Uzbek unicorn Uzum reports net income up by half in 2024

Uzbek unicorn Uzum reports net income up by half in 2024
Uzbekistan's first tech unicorn reported that net income grew by half in 2024 to $150mn. And the company expects income to rise again this year, as it gets ready for a second and final funding round ahead of an eventual IPO. / bne IntelliNews
By Ben Aris in Berlin March 6, 2025

Uzum, Uzbekistan’s first tech unicorn, had a good year in 2024 with net income up by half year on year to $150mn, company head of strategy Nikolai Seleznev told bne IntelliNews.

“It as a good result as we continued to expand the top line that was reflected in the bottom line,” said Seleznev speaking from the company’s headquarters in Tashkent. “This year, we are cautiously guiding for another 30-40% of growth to $200mn net income, if you are being conservative, but I am expecting more than that, driven by our fast growing fintech business.”

Set up in 2022, the company has grown by leaps and bounds as e-commerce comes of age in Central Asia’s most populous market.

“We have 16mn users on all platforms now. That is about half the population of the whole country and two thirds of all smartphone users,” Seleznev says.

Uzbekistan has gone through a rapid transformation since Uzbekistan’s President Shavkat Mirziyoyev took over in 2016 and launched a wide-ranging economics liberalisation and reform programme. Since then growth has averages around 6% a year and incomes have risen sharply, creating and emerging middle class.

One of the new products the company introduced in 2024 was DBS, delivery by seller, as a new model where product producers can use Uzum’s distribution to get their goods to customers as part of the company’s market place platform offering. “We are active in 18 cities of Uzbekistan and have the widest coverage in the country,” say Seleznev.

Uzum has managed to tap into this flourishing consumerism by establishing its own logistics and distribution system that reaches all the major towns and cities in the country and the widespread use of smartphones by a population, 60% of which is in its 20s or below.

Fintech

In the last quarter of last year Uzum’s offering has increasingly become intertwined with banking and payments services. The fintech part of the business ballooned when the company offered a debit card with a pre-approved credit limit and 700,000 people took up the offer despite the fact the company had done no marketing ahead of the launch at all.

“The credit limit is means tested by the usual means. Users apply online and have to give basic information that allows you score them and set the credit limit,” said Seleznev, who added that the average credit is $50 in soum equivalent, but can go up to $2,500.

The launch of the debit cards has turbo-boosted Uzum’s fintech offering and expanded its loan portfolio. In the current year the company intends to roll out new services targeting B2C and B2B customers, which are currently underserved by the banking sector but represent a large part of the Uzbek economy.

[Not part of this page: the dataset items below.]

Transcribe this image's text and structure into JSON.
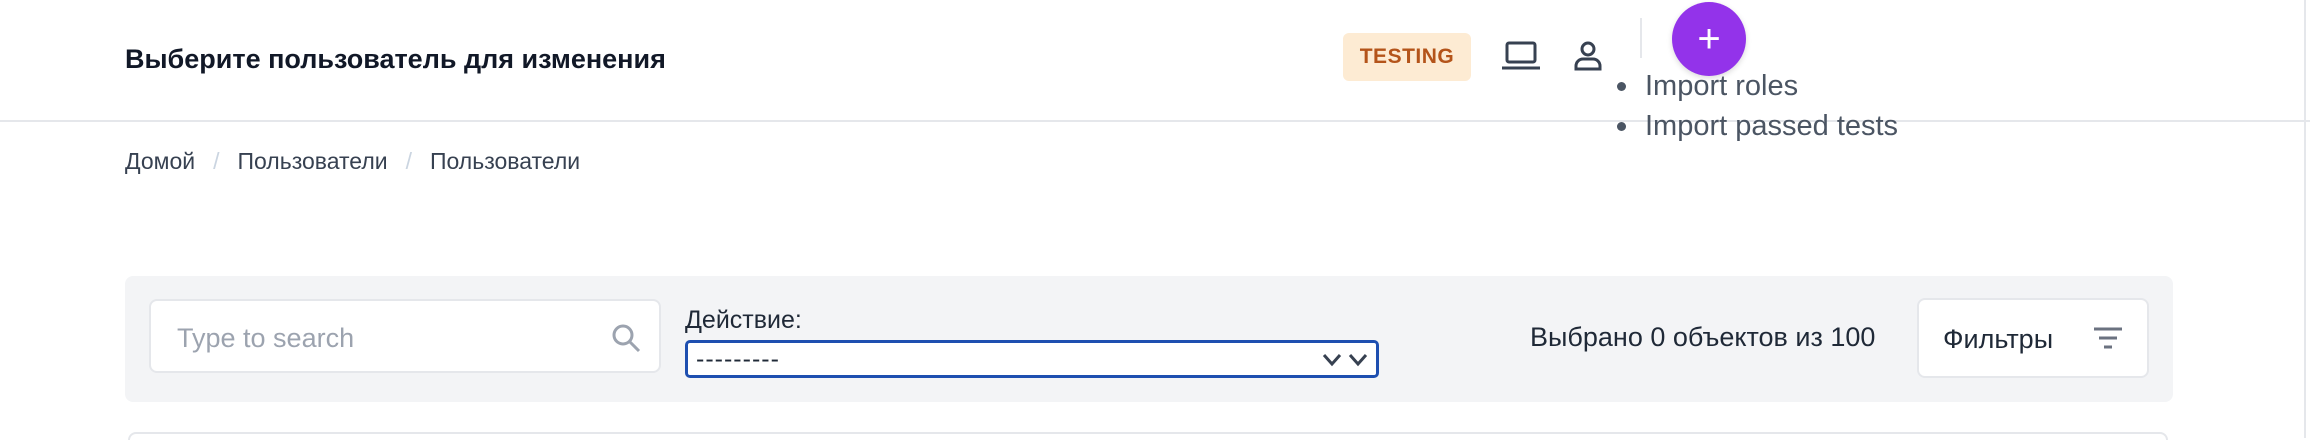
{
  "header": {
    "title": "Выберите пользователь для изменения",
    "env_badge": "TESTING",
    "add_button": "+",
    "icons": [
      "laptop-icon",
      "user-icon"
    ]
  },
  "menu": {
    "items": [
      "Import roles",
      "Import passed tests"
    ]
  },
  "breadcrumb": {
    "items": [
      "Домой",
      "Пользователи",
      "Пользователи"
    ],
    "separator": "/"
  },
  "toolbar": {
    "search_placeholder": "Type to search",
    "action_label": "Действие:",
    "action_value": "---------",
    "selected_count": "Выбрано 0 объектов из 100",
    "filter_label": "Фильтры"
  },
  "colors": {
    "accent": "#9333ea",
    "badge_bg": "#fdebd3",
    "badge_text": "#b4541a",
    "select_border": "#1e4fb0",
    "toolbar_bg": "#f3f4f6"
  }
}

One of Uzum’s competitive advantages in fintech is it has created its own clearance system, rather than rely on the central bank’s system. This allows the company to introduce new products that are hard for its rivals to copy. For example, Uzum is widely used by customers to transfer money between themselves, because as long as the transfers are in-system they are free of charge. Other banks have to charge for transfers as they have to pay fees to the UzCard central settlement system. “Thanks to the free transfers our service has become the main way that people share money between themselves,” says Seleznev.

Uzum’s fintech user base is already up to 1mn people versus the total active banking users of around 15mn.

“Things are changing fast. The young population are hungry for modern products and keen to learn about new technologies. There are 5mn debit cards in circulation, an active banking population of about 15mn and the cash economy is about 20mn people. Our core audience is all the smartphone users,” say Seleznev. “And so far we have relied largely on word-of-mouth to market our fintech services.”

Series B fund raising

As reported by bne IntelliNews, Uzum plans to raise a series B funding to continue investing into the company’s fast growth. However, given the much better than expected growth in 2024, Seleznev says the plans have been altered somewhat.

“We still plan to go to investors, but we want to take a little more time to build on what we have achieved already. You need money to make money and we will ask for a little more. We were looking at raising $150mn but now I think it will be more like $200mn in the second half of 2025,” say Seleznev. “It will be the last round of funding before the IPO.”

Uzum has already started conversations with some sovereign wealth funds from the GCC countries as well as US tier one growth equity funds who are interested in the story and can help with a listing on Nasdaq when Uzum is ready for that.

Seleznev in the meantime and his colleagues are simply trying to get the word out about Uzbekistan’s flourishing tech sector. He travelled to the recent TechCrunch annual meeting in the US to meet investors and partners.

“Talking to people changes everything. It’s so much better than sending emails or doing Zoom calls,” says Seleznev. “There are a number of funds now that are actively following our story.”